Kürtaj hakları göstericileri, yeni kürtaj yasasıyla ilgili 22 saatlik tartışma sırasında Arjantin Kongresi önünde. Fotoğraf: Paz Aner
Yeni kürtaj yasası Arjantinli feministlerin onlarca yıllık aktivizminin sonucudur… Bir "domino etkisi" üreteceğini söylemek için henüz çok erken. Ancak haberlerin ortaya çıkardığı coşkuyu destekleyen ampirik kanıtlar var…
30 Aralık 2020’de dünya çok zor geçen bir yılın kapanışını heyecanla bekledi. Güney yarımkürede insanlar acı dolu bir senenin sonunu beklerken aynı zamanda yeni bir umudun başlangıcını gösteren bir olaya tanık oluyordu. O sabah, 12 saatlik tartışmanın ardından Arjantin Senatosu, kürtaj ve kürtaj sonrası bakıma erişebilmeyi arttıracak bir yasayı onayladı.

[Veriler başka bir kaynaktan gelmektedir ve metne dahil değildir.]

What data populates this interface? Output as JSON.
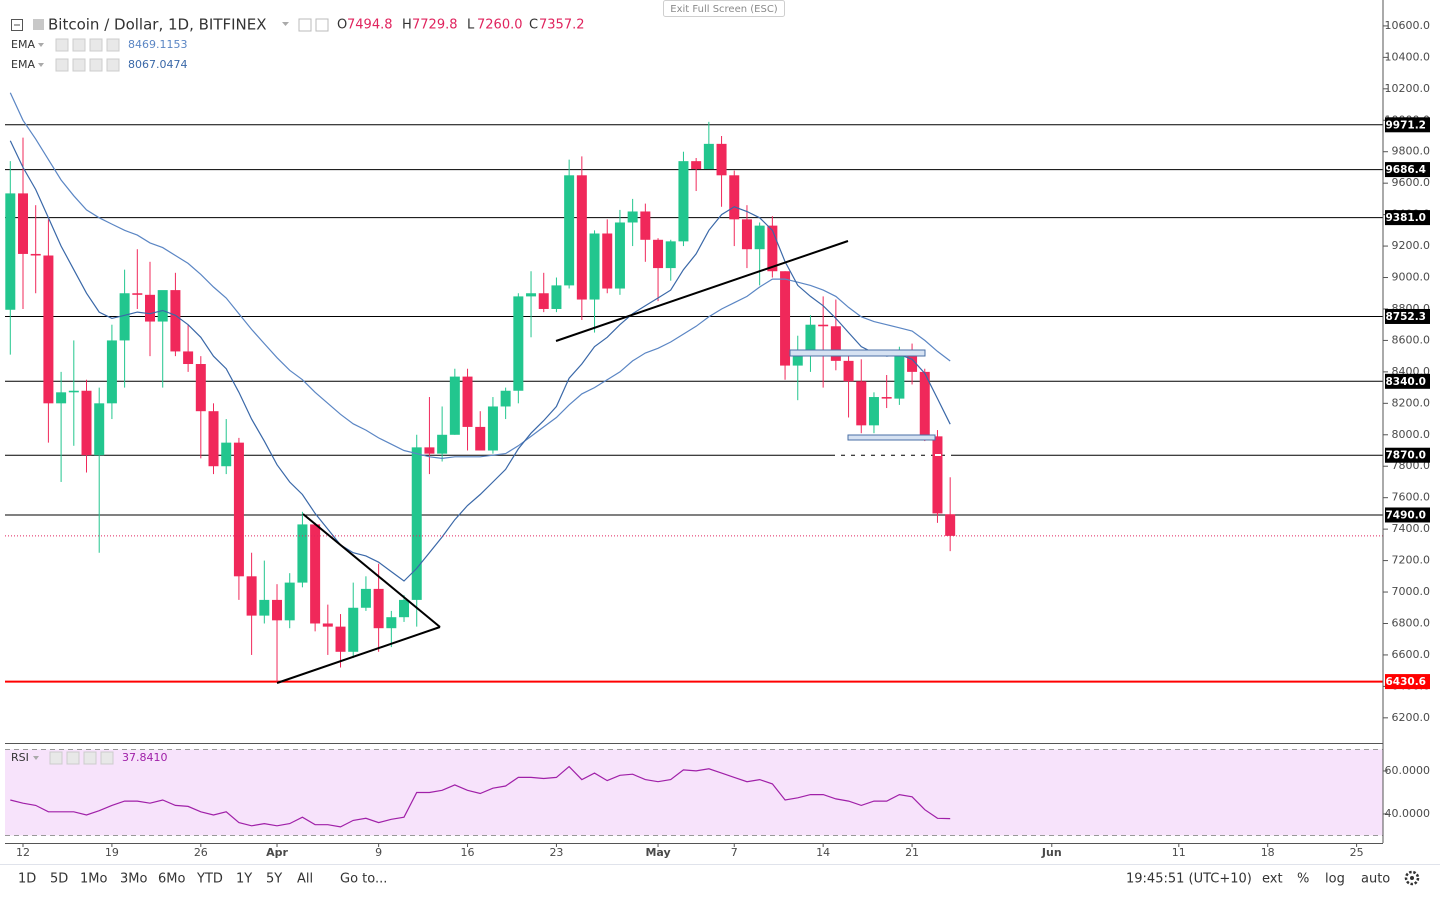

Yürütme organının kongreye gönderdiği yasa tasarısı, Başkan Alberto Fernandez’in yasama yılı için açılış konuşmasında verdiği sözü yerine getiriyor. Yeni kürtaj yasası Arjantinli feministlerin onlarca yıllık aktivizminin sonucudur. Yasal kürtaja açık ve özgür bir şekilde erişim feminist hareketlerin örgütlenmesinde ve seferberliğinde durmak bilmeyen bir talep ve merkezi bir sorun olmuştur. 2015'ten itibaren bu talep, toplumsal cinsiyet şiddetini ve kadın cinayetlerini açığa çıkarmasıyla bilinen feminist bir hareket olan "Ni Una Menos"un ortaya çıkmasıyla birlikte daha da arttı.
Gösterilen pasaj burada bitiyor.